An automobile’s fuel consumption is reduced if it has a high aerodynamic efficiency. Additionally, reducing air turbulence improves road grip and reduces wind noise, all of which are important for passenger and pedestrian safety, comfort, and the environment. And Mercedes-Benz aerodynamicists have a particular interest in open-top driving in comfort.
During the 1984 model year, the E-Class (W124 series) accomplished an aerodynamic milestone, registering a Cd number of 0.29. All saloons have to assess themselves against this standard, and only a handful succeed in doing so. Good aerodynamic design still relies on features such as smooth surfaces, an inwardly-drawn rear end, and a clear spoiler lip on the boot lid.
Reduce aerodynamic lift instead of stepping up to the plate
Aerodynamics also have a significant impact on driving characteristics, particularly at greater speeds, as all racing fans know. This is because the air moving around the vehicle body might have the undesired inclination to produce lift. It is understandable why autos do not have the ability to soar into the sky. It’s not only about cutting down on wind resistance; it’s also about providing the least amount of lift as possible. Both front and rear axle torque measurements are important, but so is achieving the finest possible synchronisation between them. Changing just one aspect of a vehicle’s performance at high speeds has little effect. You can check about rare car aerodynamics on our website.
Optimising acoustics from the outset ensures peace and quiet.
Aerodynamics also includes the study of how wind noise affects human hearing and hearing aids. Draught-proof door and window seals are essential for a quiet interior when the wind blows. This rule applies primarily to automobiles with frameless side windows.
The seals, on the other hand, are only the beginning. Priority is paid to identifying and eliminating wind noise sources, such as around the external mirrors or at the transition areas between the bonnet and the windshield and windscreen and the roof, during the development process.
In this circumstance, open-top driving in luxury is possible.
Mercedes-Benz has a long and uninterrupted history of cars without a permanent roof. When it comes to cars, convertibles and roadsters have been part of the company’s model lineup for a very long time.
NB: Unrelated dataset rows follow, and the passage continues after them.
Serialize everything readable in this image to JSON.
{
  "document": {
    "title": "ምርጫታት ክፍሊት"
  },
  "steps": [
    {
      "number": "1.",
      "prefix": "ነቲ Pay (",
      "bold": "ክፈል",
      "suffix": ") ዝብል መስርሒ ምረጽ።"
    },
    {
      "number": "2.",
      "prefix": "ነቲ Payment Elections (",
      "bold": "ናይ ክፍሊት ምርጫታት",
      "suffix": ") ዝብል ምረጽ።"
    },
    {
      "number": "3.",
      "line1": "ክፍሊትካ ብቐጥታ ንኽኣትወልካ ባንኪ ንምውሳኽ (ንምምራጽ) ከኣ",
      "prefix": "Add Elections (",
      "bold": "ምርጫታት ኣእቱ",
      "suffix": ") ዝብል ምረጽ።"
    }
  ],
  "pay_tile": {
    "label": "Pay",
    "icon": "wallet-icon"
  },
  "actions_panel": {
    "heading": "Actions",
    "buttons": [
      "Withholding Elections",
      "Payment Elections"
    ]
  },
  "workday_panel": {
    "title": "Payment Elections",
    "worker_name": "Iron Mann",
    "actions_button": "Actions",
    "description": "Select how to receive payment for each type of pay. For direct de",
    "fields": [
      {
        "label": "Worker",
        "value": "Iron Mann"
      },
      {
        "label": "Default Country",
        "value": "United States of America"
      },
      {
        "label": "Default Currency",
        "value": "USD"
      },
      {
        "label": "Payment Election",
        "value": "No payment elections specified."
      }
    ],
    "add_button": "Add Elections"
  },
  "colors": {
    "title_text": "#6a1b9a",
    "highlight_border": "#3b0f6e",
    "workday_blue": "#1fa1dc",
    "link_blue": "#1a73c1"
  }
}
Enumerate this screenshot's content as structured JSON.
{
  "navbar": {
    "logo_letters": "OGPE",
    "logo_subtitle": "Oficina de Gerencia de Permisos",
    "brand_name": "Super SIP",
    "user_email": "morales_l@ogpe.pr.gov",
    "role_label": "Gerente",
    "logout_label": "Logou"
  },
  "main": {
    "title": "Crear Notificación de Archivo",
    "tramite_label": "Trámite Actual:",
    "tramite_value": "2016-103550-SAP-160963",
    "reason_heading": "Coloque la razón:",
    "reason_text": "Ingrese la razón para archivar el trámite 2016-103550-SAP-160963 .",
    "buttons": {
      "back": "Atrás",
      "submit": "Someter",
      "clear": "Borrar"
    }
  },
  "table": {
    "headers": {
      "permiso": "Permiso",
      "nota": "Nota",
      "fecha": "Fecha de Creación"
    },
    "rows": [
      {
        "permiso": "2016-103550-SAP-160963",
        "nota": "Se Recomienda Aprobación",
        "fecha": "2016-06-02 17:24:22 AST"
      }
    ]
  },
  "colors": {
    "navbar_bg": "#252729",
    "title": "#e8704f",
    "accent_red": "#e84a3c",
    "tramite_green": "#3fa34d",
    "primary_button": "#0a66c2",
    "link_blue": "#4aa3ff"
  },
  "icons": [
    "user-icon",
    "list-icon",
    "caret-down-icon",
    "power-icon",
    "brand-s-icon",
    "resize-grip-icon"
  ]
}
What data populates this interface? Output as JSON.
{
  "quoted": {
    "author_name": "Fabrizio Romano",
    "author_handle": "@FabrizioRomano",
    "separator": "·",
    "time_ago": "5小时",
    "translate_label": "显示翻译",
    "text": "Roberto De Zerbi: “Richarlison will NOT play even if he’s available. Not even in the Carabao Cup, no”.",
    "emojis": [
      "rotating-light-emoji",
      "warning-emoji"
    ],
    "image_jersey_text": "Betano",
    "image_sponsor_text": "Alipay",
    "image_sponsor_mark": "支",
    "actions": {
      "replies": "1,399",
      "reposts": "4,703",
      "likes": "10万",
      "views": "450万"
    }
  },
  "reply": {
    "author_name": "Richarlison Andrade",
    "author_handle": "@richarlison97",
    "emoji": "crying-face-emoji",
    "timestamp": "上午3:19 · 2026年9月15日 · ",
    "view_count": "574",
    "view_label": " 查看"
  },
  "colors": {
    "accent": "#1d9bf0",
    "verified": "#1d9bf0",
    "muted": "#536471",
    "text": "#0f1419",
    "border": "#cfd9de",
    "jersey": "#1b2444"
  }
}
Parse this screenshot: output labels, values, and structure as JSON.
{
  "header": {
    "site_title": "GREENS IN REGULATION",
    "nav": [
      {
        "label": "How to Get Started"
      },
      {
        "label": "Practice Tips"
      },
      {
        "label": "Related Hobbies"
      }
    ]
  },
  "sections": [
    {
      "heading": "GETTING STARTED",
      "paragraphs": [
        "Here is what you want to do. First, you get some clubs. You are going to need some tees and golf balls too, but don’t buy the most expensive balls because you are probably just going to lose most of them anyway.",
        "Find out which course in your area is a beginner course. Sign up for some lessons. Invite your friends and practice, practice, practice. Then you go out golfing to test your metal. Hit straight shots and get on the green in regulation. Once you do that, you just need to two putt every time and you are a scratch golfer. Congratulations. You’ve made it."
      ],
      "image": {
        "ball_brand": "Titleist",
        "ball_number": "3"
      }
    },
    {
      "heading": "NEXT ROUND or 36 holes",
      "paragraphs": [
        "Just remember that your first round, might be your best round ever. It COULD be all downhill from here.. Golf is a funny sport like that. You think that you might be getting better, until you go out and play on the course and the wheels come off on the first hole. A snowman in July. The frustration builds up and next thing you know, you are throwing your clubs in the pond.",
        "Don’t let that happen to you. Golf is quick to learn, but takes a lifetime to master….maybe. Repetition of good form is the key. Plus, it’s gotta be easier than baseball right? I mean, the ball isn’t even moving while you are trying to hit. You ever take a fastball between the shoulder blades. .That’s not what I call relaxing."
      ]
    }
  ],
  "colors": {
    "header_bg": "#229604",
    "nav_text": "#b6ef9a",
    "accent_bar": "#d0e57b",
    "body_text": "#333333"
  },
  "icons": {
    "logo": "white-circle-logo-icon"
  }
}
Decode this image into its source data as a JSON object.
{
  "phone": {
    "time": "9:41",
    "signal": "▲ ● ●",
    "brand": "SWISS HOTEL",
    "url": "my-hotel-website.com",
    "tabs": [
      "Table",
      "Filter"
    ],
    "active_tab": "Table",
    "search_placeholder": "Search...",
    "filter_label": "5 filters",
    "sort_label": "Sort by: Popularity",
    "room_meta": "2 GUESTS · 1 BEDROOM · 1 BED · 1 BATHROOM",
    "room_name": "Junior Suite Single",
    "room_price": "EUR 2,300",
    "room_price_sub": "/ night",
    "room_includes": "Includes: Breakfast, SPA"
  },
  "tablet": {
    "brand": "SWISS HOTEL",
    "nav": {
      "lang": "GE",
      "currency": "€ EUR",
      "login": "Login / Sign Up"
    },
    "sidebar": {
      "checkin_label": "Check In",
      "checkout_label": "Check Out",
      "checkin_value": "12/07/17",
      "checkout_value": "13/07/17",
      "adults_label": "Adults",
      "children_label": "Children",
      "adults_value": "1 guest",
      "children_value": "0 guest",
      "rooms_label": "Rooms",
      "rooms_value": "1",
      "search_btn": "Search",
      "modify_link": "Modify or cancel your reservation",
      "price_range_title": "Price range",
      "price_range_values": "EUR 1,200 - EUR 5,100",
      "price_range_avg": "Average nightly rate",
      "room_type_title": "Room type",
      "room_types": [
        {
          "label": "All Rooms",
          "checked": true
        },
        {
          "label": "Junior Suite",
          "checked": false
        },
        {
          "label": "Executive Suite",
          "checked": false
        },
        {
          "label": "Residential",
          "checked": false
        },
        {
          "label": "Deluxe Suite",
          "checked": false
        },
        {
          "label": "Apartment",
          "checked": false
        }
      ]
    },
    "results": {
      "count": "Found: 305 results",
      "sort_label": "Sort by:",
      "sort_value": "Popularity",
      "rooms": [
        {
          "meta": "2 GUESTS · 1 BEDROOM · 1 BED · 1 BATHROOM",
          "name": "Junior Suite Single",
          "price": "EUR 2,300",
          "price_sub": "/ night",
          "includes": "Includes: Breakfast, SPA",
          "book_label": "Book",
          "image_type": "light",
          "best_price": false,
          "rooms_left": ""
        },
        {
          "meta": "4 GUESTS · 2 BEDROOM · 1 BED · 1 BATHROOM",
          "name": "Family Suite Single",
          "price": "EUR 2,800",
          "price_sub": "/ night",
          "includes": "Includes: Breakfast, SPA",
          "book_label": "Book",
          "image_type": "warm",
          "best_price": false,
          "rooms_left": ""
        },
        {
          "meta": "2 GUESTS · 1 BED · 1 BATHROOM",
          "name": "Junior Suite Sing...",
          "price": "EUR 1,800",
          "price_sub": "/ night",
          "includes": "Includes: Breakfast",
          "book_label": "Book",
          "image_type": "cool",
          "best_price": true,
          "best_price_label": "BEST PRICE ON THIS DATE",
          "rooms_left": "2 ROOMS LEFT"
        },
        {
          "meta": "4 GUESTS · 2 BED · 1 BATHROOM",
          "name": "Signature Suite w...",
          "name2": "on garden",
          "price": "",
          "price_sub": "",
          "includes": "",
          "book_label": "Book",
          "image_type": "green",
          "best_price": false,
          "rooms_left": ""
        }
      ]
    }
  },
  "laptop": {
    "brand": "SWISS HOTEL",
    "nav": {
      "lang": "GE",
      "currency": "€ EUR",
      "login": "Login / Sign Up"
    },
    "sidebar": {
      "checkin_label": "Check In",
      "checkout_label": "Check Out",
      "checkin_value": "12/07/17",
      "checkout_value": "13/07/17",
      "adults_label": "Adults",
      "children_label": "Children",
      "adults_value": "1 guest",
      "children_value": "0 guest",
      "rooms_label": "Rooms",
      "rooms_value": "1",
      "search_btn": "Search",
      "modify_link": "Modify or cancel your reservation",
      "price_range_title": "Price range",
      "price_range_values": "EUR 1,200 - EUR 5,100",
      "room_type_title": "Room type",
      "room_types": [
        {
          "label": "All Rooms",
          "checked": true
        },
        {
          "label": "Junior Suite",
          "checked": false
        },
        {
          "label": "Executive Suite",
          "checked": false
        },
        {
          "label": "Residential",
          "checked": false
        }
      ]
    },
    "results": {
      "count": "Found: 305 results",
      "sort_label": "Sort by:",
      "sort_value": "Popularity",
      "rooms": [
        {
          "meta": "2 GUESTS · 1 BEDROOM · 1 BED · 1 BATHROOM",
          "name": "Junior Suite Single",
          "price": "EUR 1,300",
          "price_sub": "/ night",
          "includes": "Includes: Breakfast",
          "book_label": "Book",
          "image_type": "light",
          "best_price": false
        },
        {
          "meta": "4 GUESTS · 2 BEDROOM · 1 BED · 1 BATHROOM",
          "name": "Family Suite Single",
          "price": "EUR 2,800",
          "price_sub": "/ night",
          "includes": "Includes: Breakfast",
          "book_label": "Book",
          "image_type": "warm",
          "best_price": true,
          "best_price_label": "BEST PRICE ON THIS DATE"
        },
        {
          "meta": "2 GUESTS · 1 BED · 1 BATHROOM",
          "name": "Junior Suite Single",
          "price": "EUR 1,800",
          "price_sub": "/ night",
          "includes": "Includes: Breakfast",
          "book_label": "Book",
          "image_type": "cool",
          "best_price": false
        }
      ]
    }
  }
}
Rather than being forced to endure the full force of a gust, today’s consumers want to take in the fresh air while feeling as little discomfort as possible. The SLK, SL, SLS AMG, and E-Class Cabriolet are Mercedes-Benz’s current product lines offering this kind of sophisticated sportiness.
This first draught-stop design was introduced by Mercedes-Benz in 1989, and it was an aerodynamic breakthrough that allowed drivers to enjoy their cars without being blasted by wind. Airscarf made its first appearance in the SLK in 2004, which was the next logical step. The heated air from the head restraints flows around the passengers’ heads and necks using this innovative neck-level heating system.